As the Staten Island Advance explained: “The married congressman has been in a virtual media lockdown since his arrest May 1 for drunken driving in Alexandria, Va., and his subsequent revelation that he fathered a child with the woman who fetched him from jail.”
Fossella was a no-show Wednesday at a scheduled meeting with the Staten Island Chamber of Commerce.
Yet Fossella met on Thursday with several representatives of the Staten Island Board of Realtors in what was apparently his first official face-to-face meeting with Staten Island constituents since his DUI arrest and subsequent infidelity scandal.
Staten Island Board of Realtors’ president Dawn Carpenter reported that Fossella “appeared to be in good spirits and we had some community laughs with him.”
We’re not sure what either Fossella or the realtors had to laugh about.
Staten Island has been severely hit by the housing meltdown and foreclosure crisis. Single family home sales in Staten Island fell by 36 percent, and prices fell 6 percent from February 2007 to February 2008. In the past seven months, home sales in Staten Island have dropped 40 percent.

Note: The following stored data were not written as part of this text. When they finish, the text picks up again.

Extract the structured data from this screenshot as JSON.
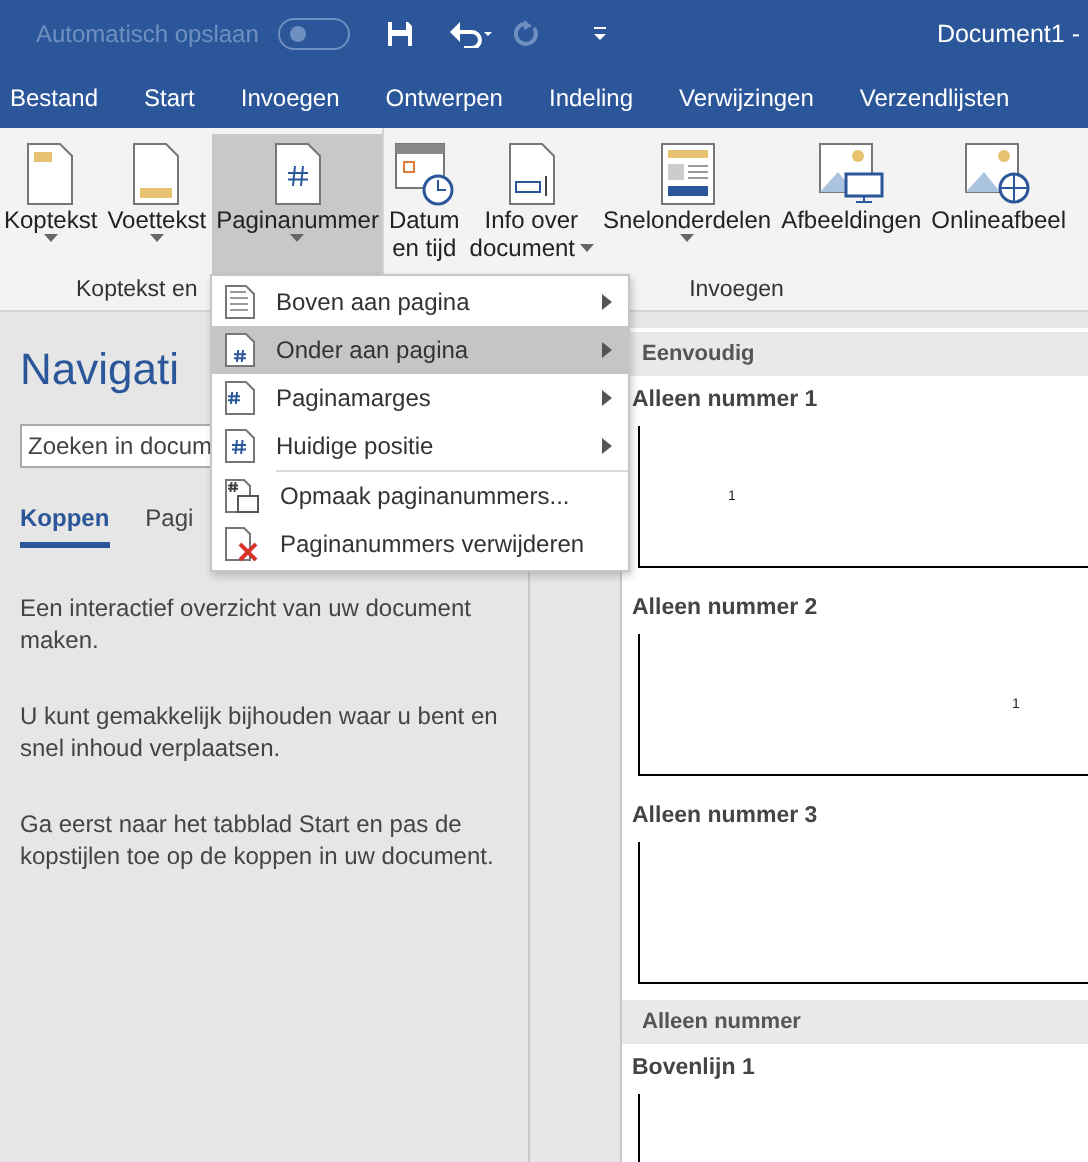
{
  "title_bar": {
    "autosave_label": "Automatisch opslaan",
    "autosave_on": false,
    "document_title": "Document1  -"
  },
  "menu_tabs": [
    {
      "label": "Bestand"
    },
    {
      "label": "Start"
    },
    {
      "label": "Invoegen"
    },
    {
      "label": "Ontwerpen"
    },
    {
      "label": "Indeling"
    },
    {
      "label": "Verwijzingen"
    },
    {
      "label": "Verzendlijsten"
    }
  ],
  "ribbon": {
    "groups": [
      {
        "label": "Koptekst en",
        "buttons": [
          {
            "kind": "header",
            "label": [
              "Koptekst"
            ],
            "has_menu": true,
            "selected": false
          },
          {
            "kind": "footer",
            "label": [
              "Voettekst"
            ],
            "has_menu": true,
            "selected": false
          },
          {
            "kind": "pagenumber",
            "label": [
              "Paginanummer"
            ],
            "has_menu": true,
            "selected": true
          }
        ]
      },
      {
        "label": "Invoegen",
        "buttons": [
          {
            "kind": "date",
            "label": [
              "Datum",
              "en tijd"
            ],
            "has_menu": false,
            "selected": false
          },
          {
            "kind": "docinfo",
            "label": [
              "Info over",
              "document"
            ],
            "has_menu": true,
            "selected": false
          },
          {
            "kind": "parts",
            "label": [
              "Snelonderdelen"
            ],
            "has_menu": true,
            "selected": false
          },
          {
            "kind": "pictures",
            "label": [
              "Afbeeldingen"
            ],
            "has_menu": false,
            "selected": false
          },
          {
            "kind": "online",
            "label": [
              "Onlineafbeel"
            ],
            "has_menu": false,
            "selected": false
          }
        ]
      }
    ]
  },
  "navigation": {
    "title": "Navigati",
    "search_placeholder": "Zoeken in docum",
    "tabs": [
      {
        "label": "Koppen",
        "selected": true
      },
      {
        "label": "Pagi",
        "selected": false
      }
    ],
    "paragraphs": [
      "Een interactief overzicht van uw document maken.",
      "U kunt gemakkelijk bijhouden waar u bent en snel inhoud verplaatsen.",
      "Ga eerst naar het tabblad Start en pas de kopstijlen toe op de koppen in uw document."
    ]
  },
  "dropdown_menu": [
    {
      "kind": "top",
      "label": "Boven aan pagina",
      "submenu": true,
      "selected": false
    },
    {
      "kind": "bottom",
      "label": "Onder aan pagina",
      "submenu": true,
      "selected": true
    },
    {
      "kind": "margins",
      "label": "Paginamarges",
      "submenu": true,
      "selected": false
    },
    {
      "kind": "current",
      "label": "Huidige positie",
      "submenu": true,
      "selected": false
    },
    {
      "kind": "format",
      "label": "Opmaak paginanummers...",
      "submenu": false,
      "selected": false
    },
    {
      "kind": "remove",
      "label": "Paginanummers verwijderen",
      "submenu": false,
      "selected": false
    }
  ],
  "gallery": {
    "sections": [
      {
        "title": "Eenvoudig",
        "items": [
          {
            "title": "Alleen nummer 1",
            "kind": "number-left",
            "number": "1"
          },
          {
            "title": "Alleen nummer 2",
            "kind": "number-center",
            "number": "1"
          },
          {
            "title": "Alleen nummer 3",
            "kind": "blank"
          }
        ]
      },
      {
        "title": "Alleen nummer",
        "items": [
          {
            "title": "Bovenlijn 1",
            "kind": "blank"
          }
        ]
      }
    ]
  }
}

Foreclosures in Staten Island continue to rise. There has been a 400 percent spike in Staten Island foreclosures in the first quarter of this year. Houses are also taking longer to sell, and much of this growing inventory is coming from owners selling before they have to face foreclosure or a short sale.

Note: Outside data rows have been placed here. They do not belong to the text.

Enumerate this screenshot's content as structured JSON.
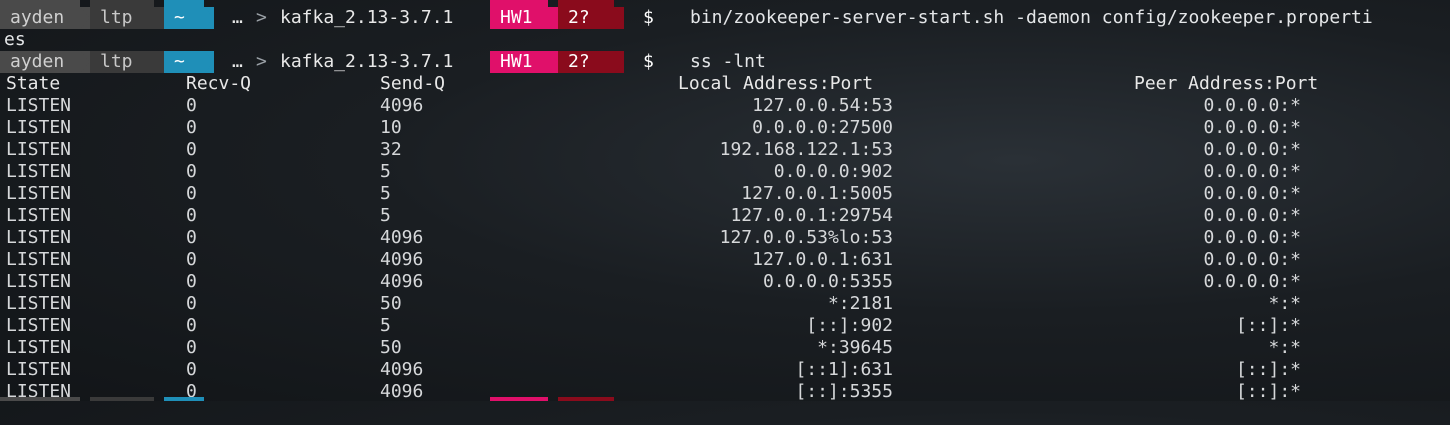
{
  "prompt": {
    "user": "ayden",
    "host": "ltp",
    "home": "~",
    "ellipsis": "…",
    "dir": "kafka_2.13-3.7.1",
    "branch": "HW1",
    "dirty": "2?",
    "symbol": "$"
  },
  "commands": [
    {
      "text": "bin/zookeeper-server-start.sh -daemon config/zookeeper.properti",
      "wrap": "es"
    },
    {
      "text": "ss -lnt"
    }
  ],
  "table": {
    "headers": [
      "State",
      "Recv-Q",
      "Send-Q",
      "Local Address:Port",
      "Peer Address:Port"
    ],
    "rows": [
      {
        "state": "LISTEN",
        "recv": "0",
        "send": "4096",
        "local": "127.0.0.54:53",
        "peer": "0.0.0.0:*"
      },
      {
        "state": "LISTEN",
        "recv": "0",
        "send": "10",
        "local": "0.0.0.0:27500",
        "peer": "0.0.0.0:*"
      },
      {
        "state": "LISTEN",
        "recv": "0",
        "send": "32",
        "local": "192.168.122.1:53",
        "peer": "0.0.0.0:*"
      },
      {
        "state": "LISTEN",
        "recv": "0",
        "send": "5",
        "local": "0.0.0.0:902",
        "peer": "0.0.0.0:*"
      },
      {
        "state": "LISTEN",
        "recv": "0",
        "send": "5",
        "local": "127.0.0.1:5005",
        "peer": "0.0.0.0:*"
      },
      {
        "state": "LISTEN",
        "recv": "0",
        "send": "5",
        "local": "127.0.0.1:29754",
        "peer": "0.0.0.0:*"
      },
      {
        "state": "LISTEN",
        "recv": "0",
        "send": "4096",
        "local": "127.0.0.53%lo:53",
        "peer": "0.0.0.0:*"
      },
      {
        "state": "LISTEN",
        "recv": "0",
        "send": "4096",
        "local": "127.0.0.1:631",
        "peer": "0.0.0.0:*"
      },
      {
        "state": "LISTEN",
        "recv": "0",
        "send": "4096",
        "local": "0.0.0.0:5355",
        "peer": "0.0.0.0:*"
      },
      {
        "state": "LISTEN",
        "recv": "0",
        "send": "50",
        "local": "*:2181",
        "peer": "*:*"
      },
      {
        "state": "LISTEN",
        "recv": "0",
        "send": "5",
        "local": "[::]:902",
        "peer": "[::]:*"
      },
      {
        "state": "LISTEN",
        "recv": "0",
        "send": "50",
        "local": "*:39645",
        "peer": "*:*"
      },
      {
        "state": "LISTEN",
        "recv": "0",
        "send": "4096",
        "local": "[::1]:631",
        "peer": "[::]:*"
      },
      {
        "state": "LISTEN",
        "recv": "0",
        "send": "4096",
        "local": "[::]:5355",
        "peer": "[::]:*"
      }
    ]
  },
  "colors": {
    "user_bg": "#4a4a4a",
    "host_bg": "#3a3a3a",
    "home_bg": "#1f8fb8",
    "branch_bg": "#e0106a",
    "dirty_bg": "#8a0b1c"
  }
}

We’re also not sure why realtors, who have their own extreme PR problems — realtors and agents have come in dead last in the Harris Poll survey of the prestige of various occupations every year since they were first included in 2003 — would want to be the first to publicly embrace the hypocritical Congressman.
Perhaps it’s because Fossella pushed for a $10,000 tax break for home buyers.
Or perhaps the realtors believe that Vito Fossella is a positive role model for the homeowner of the future.
If everyone did what Fossella has done — have two separate families at the same time — it would double the demand for housing.
That may be bad for wives and children, but it would certainly be good for realtors.
Fossella announced on May 19 that he would not be running for reelection.
Staten Island Republicans then selected retired Wall Street investment executive Francis H. Powers to run for Fossella’s seat in New York City’s only Republican Congessional district.
Powers, 67, died on June 23.
Republicans may not be able to field another candidate, since the process of collecting the signatures required to allow candidates to qualify for a place on the ballot ends in roughly two weeks.
Democrats Michael E. McMahon and Stephen A. Harrison have already announced their intention to run for the seat.
Don’t be surprised when Fossella puts his hat back in the ring.